The key to this analysis is to recognize when each task will execute.  For
example at time 100, task 1 must have met its first deadline, but tasks 2 and 3
may also have begun execution.  In this example, at time 100 tasks 1 and 2 have
completed execution and thus have met their first deadline.  Tasks 1 and 2 have
used (25 + 50) = 75 time units, leaving (100 - 75) = 25 time units for task 3
to begin.  Because task 3 takes 100 ticks to execute, it will not have
completed execution at time 100.  Thus at time 100, all of the tasks except
task 3 have met their first deadline.

At time 200, task 1 must have met its second deadline and task 2 its first
deadline.  As a result, of the first 200 time units, task 1 uses (2 * 25) = 50
and task 2 uses 50, leaving (200 - 100) time units for task 3.  Task 3 requires
100 time units to execute, thus it will have completed execution at time 200.
Thus, all of the tasks have met their first deadlines at time 200, and the task
set is schedulable using the First Deadline Rule.

Relaxation of Assumptions
^^^^^^^^^^^^^^^^^^^^^^^^^

The assumptions used to develop the RMS schedulability rules are uncommon in
most real-time systems.  For example, it was assumed that tasks have constant
unvarying execution time.  It is possible to relax this assumption, simply by
using the worst-case execution time of each task.

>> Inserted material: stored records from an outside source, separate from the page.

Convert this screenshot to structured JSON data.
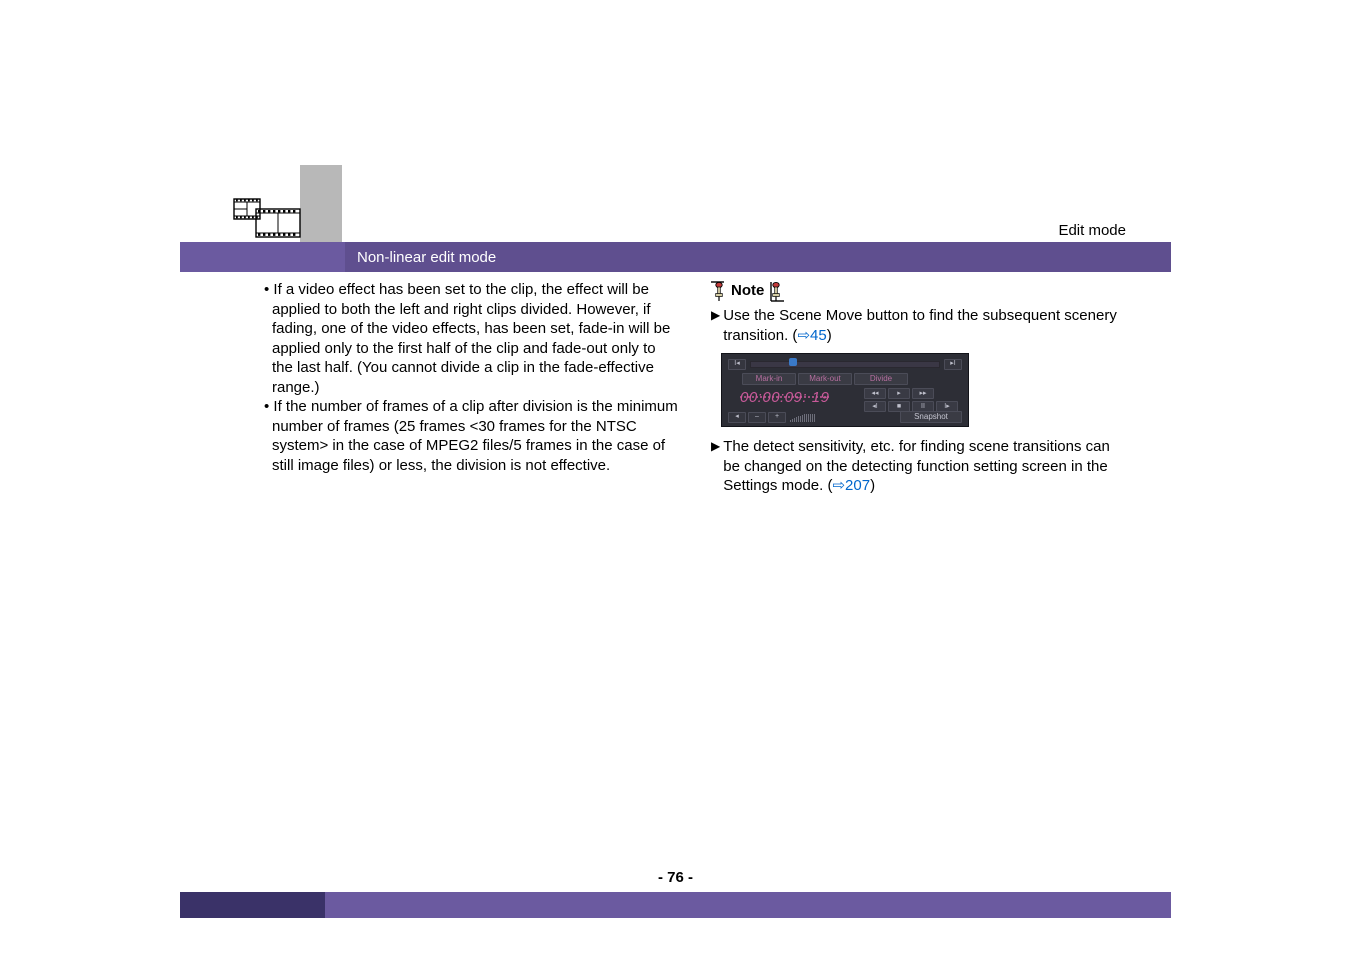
{
  "header": {
    "edit_mode": "Edit mode",
    "banner_title": "Non-linear edit mode"
  },
  "left_column": {
    "para1": "• If a video effect has been set to the clip, the effect will be applied to both the left and right clips divided. However, if fading, one of the video effects, has been set, fade-in will be applied only to the first half of the clip and fade-out only to the last half. (You cannot divide a clip in the fade-effective range.)",
    "para2": "• If the number of frames of a clip after division is the minimum number of frames (25 frames <30 frames for the NTSC system>  in the case of MPEG2 files/5 frames in the case of still image files) or less, the division is not effective."
  },
  "right_column": {
    "note_label": "Note",
    "line1_pre": "Use the Scene Move button to find the subsequent scenery transition. (",
    "line1_link": "⇨45",
    "line1_post": ")",
    "line2_pre": "The detect sensitivity, etc. for finding scene transitions can be changed on the detecting function setting screen in the Settings mode. (",
    "line2_link": "⇨207",
    "line2_post": ")"
  },
  "screenshot": {
    "mark_in": "Mark-in",
    "mark_out": "Mark-out",
    "divide": "Divide",
    "timecode": "00:00:09: 19",
    "snapshot": "Snapshot"
  },
  "page_number": "- 76 -"
}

Another assumption is that the tasks are independent.  This means that the
tasks do not wait for one another or contend for resources.  This assumption
can be relaxed by accounting for the amount of time a task spends waiting to
acquire resources.  Similarly, each task's execution time must account for any
I/O performed and any RTEMS directive calls.

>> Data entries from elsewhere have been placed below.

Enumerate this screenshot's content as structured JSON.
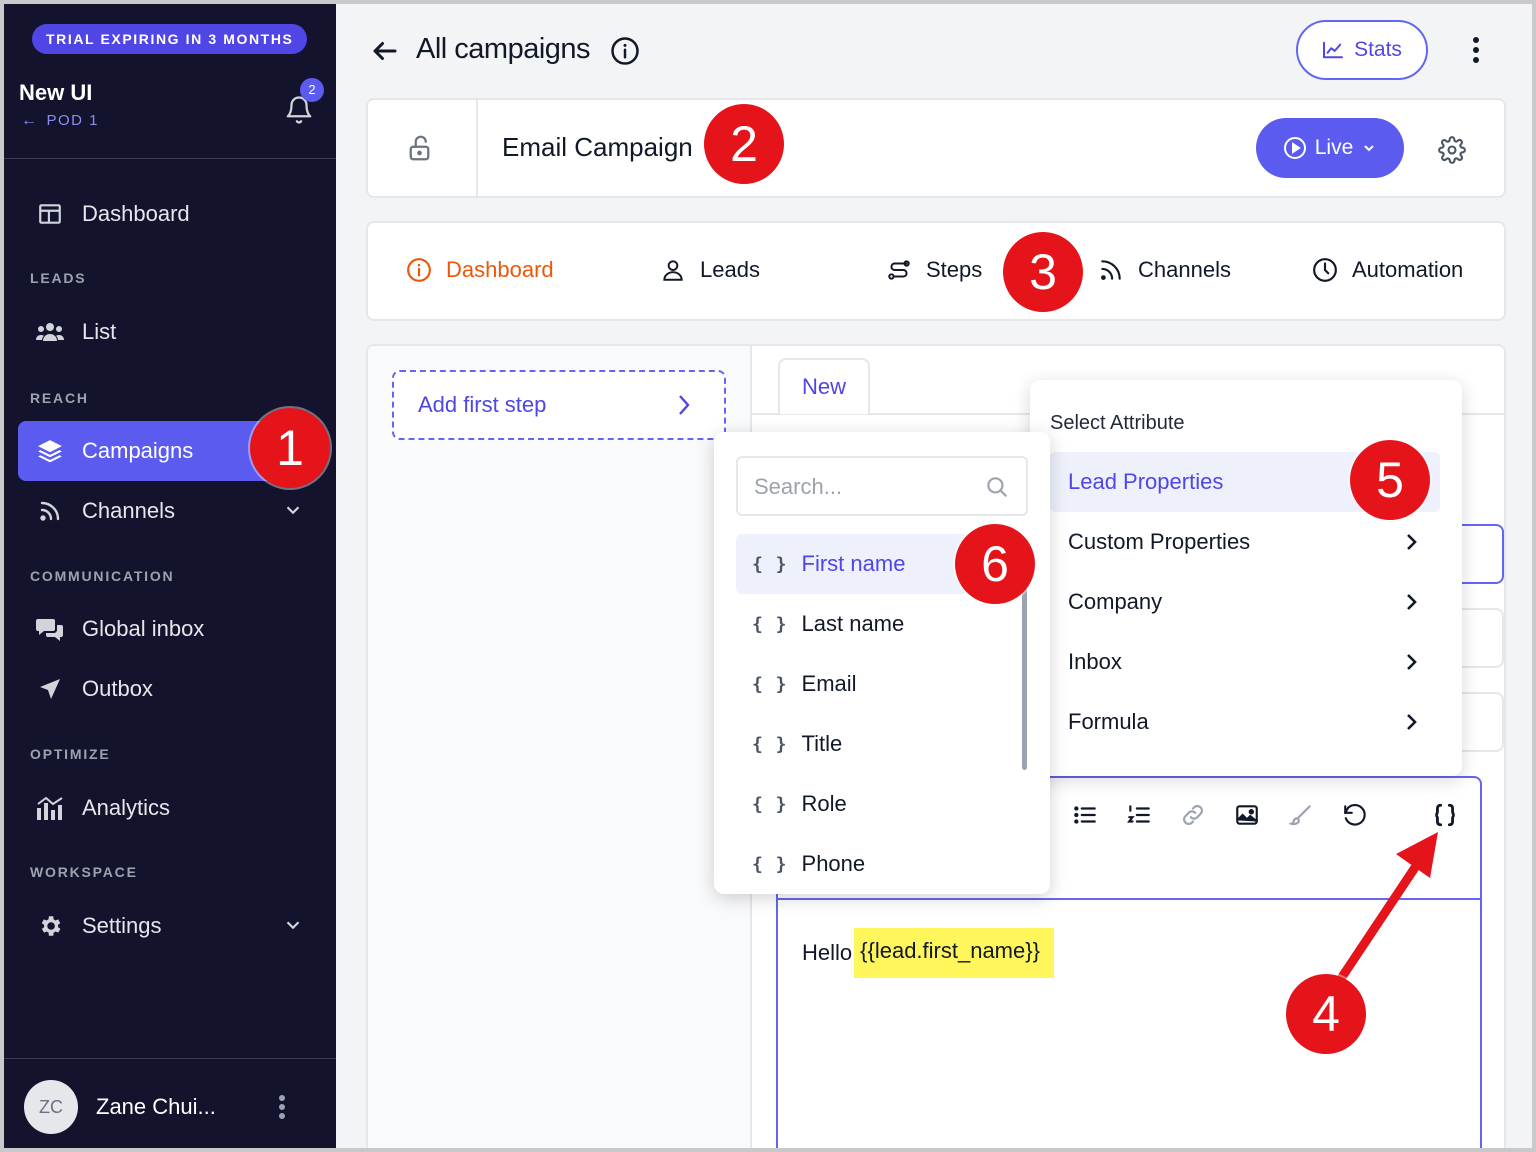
{
  "sidebar": {
    "trial_banner": "TRIAL EXPIRING IN 3 MONTHS",
    "workspace_name": "New UI",
    "workspace_sub": "POD 1",
    "notification_count": "2",
    "items": {
      "dashboard": "Dashboard",
      "list": "List",
      "campaigns": "Campaigns",
      "channels": "Channels",
      "global_inbox": "Global inbox",
      "outbox": "Outbox",
      "analytics": "Analytics",
      "settings": "Settings"
    },
    "sections": {
      "leads": "LEADS",
      "reach": "REACH",
      "communication": "COMMUNICATION",
      "optimize": "OPTIMIZE",
      "workspace": "WORKSPACE"
    },
    "user": {
      "initials": "ZC",
      "name": "Zane Chui..."
    }
  },
  "header": {
    "title": "All campaigns",
    "stats_label": "Stats"
  },
  "campaign": {
    "name": "Email Campaign",
    "status_label": "Live"
  },
  "tabs": {
    "dashboard": "Dashboard",
    "leads": "Leads",
    "steps": "Steps",
    "channels": "Channels",
    "automation": "Automation"
  },
  "steps_panel": {
    "add_step_label": "Add first step",
    "new_tab_label": "New"
  },
  "attribute_menu": {
    "title": "Select Attribute",
    "items": [
      "Lead Properties",
      "Custom Properties",
      "Company",
      "Inbox",
      "Formula"
    ]
  },
  "variable_menu": {
    "search_placeholder": "Search...",
    "brace_glyph": "{ }",
    "items": [
      "First name",
      "Last name",
      "Email",
      "Title",
      "Role",
      "Phone"
    ]
  },
  "editor": {
    "greeting": "Hello",
    "variable_token": "{{lead.first_name}}"
  },
  "annotations": [
    "1",
    "2",
    "3",
    "4",
    "5",
    "6"
  ],
  "colors": {
    "sidebar_bg": "#13132d",
    "accent": "#5b5bf0",
    "active_tab": "#ea580c",
    "annotation_red": "#e5141b",
    "highlight": "#fef65b"
  },
  "icons": {
    "sidebar": [
      "layout-icon",
      "users-icon",
      "layers-icon",
      "rss-icon",
      "chat-icon",
      "send-icon",
      "analytics-icon",
      "gear-icon"
    ],
    "toolbar": [
      "bullet-list-icon",
      "numbered-list-icon",
      "link-icon",
      "image-icon",
      "brush-icon",
      "undo-icon",
      "braces-icon"
    ]
  }
}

In addition, the assumptions did not account for the time spent executing
interrupt service routines.  This can be accounted for by including all the
processor utilization by interrupt service routines in the utilization
calculation.  Similarly, one should also account for the impact of delays in
accessing local memory caused by direct memory access and other processors
accessing local dual-ported memory.

The assumption that nonperiodic tasks are used only for initialization or
failure-recovery can be relaxed by placing all periodic tasks in the critical
task set.  This task set can be scheduled and analyzed using RMS.  All
nonperiodic tasks are placed in the non-critical task set.  Although the
critical task set can be guaranteed to execute even under transient overload,
the non-critical task set is not guaranteed to execute.

In conclusion, the application designer must be fully cognizant of the system
and its run-time behavior when performing schedulability analysis for a system
using RMS.  Every hardware and software factor which impacts the execution time
of each task must be accounted for in the schedulability analysis.